Проблема не только в угнетенных и
угнетателях, а в восприятии детского труда благонамеренными гражданами. Мало
запретить что-то, важно добиться принятия нового положения вещей в обществе.
Поступок одного смелого ребенка может
повлиять и на других детей и постепенно избавить их от главного сдерживающего
фактора — страха. История о пакистанском герое — счастливая история, история
свободы, которая только начинается.
Роальд Даль.
Ахап ереч. Перевод с английского Елены Суриц; иллюстрации Квентина Блейка. М.,
«Самокат», 2016, 64 стр. («Роальд Даль. Фабрика сказок»). Для младшего и
среднего школьного возраста.
Сказки Роальда Даля переводились на
русский язык с 1962 года и пополняли библиотеки нескольких поколений читателей.
Главный герой этой сказки — черепаха («Ахап ереч» и есть «черепаха» наоборот).
По словам Роальда Даля, в первой половине XX века этих питомцев привозили из
Северной Африки: из-за жадности торговцев черепахи сотнями томились в темных
ящиках и не все из них переживали путешествие через океан.
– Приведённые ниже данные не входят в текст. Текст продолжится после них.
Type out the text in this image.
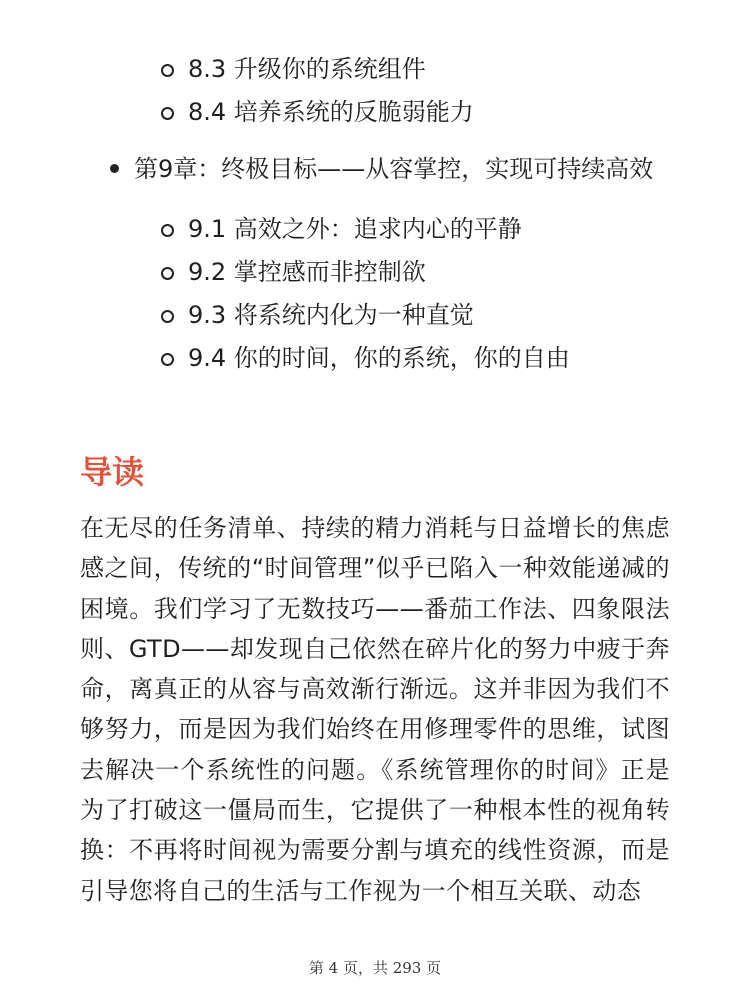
8.3 升级你的系统组件
8.4 培养系统的反脆弱能力
第9章：终极目标——从容掌控，实现可持续高效
9.1 高效之外：追求内心的平静
9.2 掌控感而非控制欲
9.3 将系统内化为一种直觉
9.4 你的时间，你的系统，你的自由
导读
在无尽的任务清单、持续的精力消耗与日益增长的焦虑感之间，传统的“时间管理”似乎已陷入一种效能递减的困境。我们学习了无数技巧——番茄工作法、四象限法则、GTD——却发现自己依然在碎片化的努力中疲于奔命，离真正的从容与高效渐行渐远。这并非因为我们不够努力，而是因为我们始终在用修理零件的思维，试图去解决一个系统性的问题。《系统管理你的时间》正是为了打破这一僵局而生，它提供了一种根本性的视角转换：不再将时间视为需要分割与填充的线性资源，而是引导您将自己的生活与工作视为一个相互关联、动态
第 4 页，共 293 页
Через некоторое
время правительство Англии запретило ввоз черепах. Мы попадаем в то время,
когда в каждом зоомагазине можно было найти неторопливого долгожителя.
В начале сказки мистер Хоппи выходит
на пенсию и все ближе знакомится с одиночеством, его друзья — цветы, а тайная
любовь, дама средних лет, живет этажом ниже. Пожилой мужчина скопил за свою
жизнь столько застенчивости и сентиментальности, что не может открыто выразить
свои чувства. Пожилой человек напоминает застенчивого школьника, еще неопытного
в делах сердца, но готового рисковать. В один день квартиру одинокого
пенсионера заполняет сотня черепах самых разных размеров, они его единственная
возможность привлечь внимание дамы «снизу» и провести старость в приятном
обществе любимой женщины. Особенность произведений Роальда Даля в том, что
любой его персонаж — человек или животное — все удачливы и с помощью добра
достигают простых, но самых важных целей.
Кристине
Нёстлингер. История одной семейки. Перевод с немецкого Дарьи Вильке. М.,
«Самокат», 2016, 208 стр. («Встречное движение»). Для среднего и старшего
школьного возраста.
История про одну определенную семью
обычно рассказывается для того, чтобы показать, как устроены многие семьи.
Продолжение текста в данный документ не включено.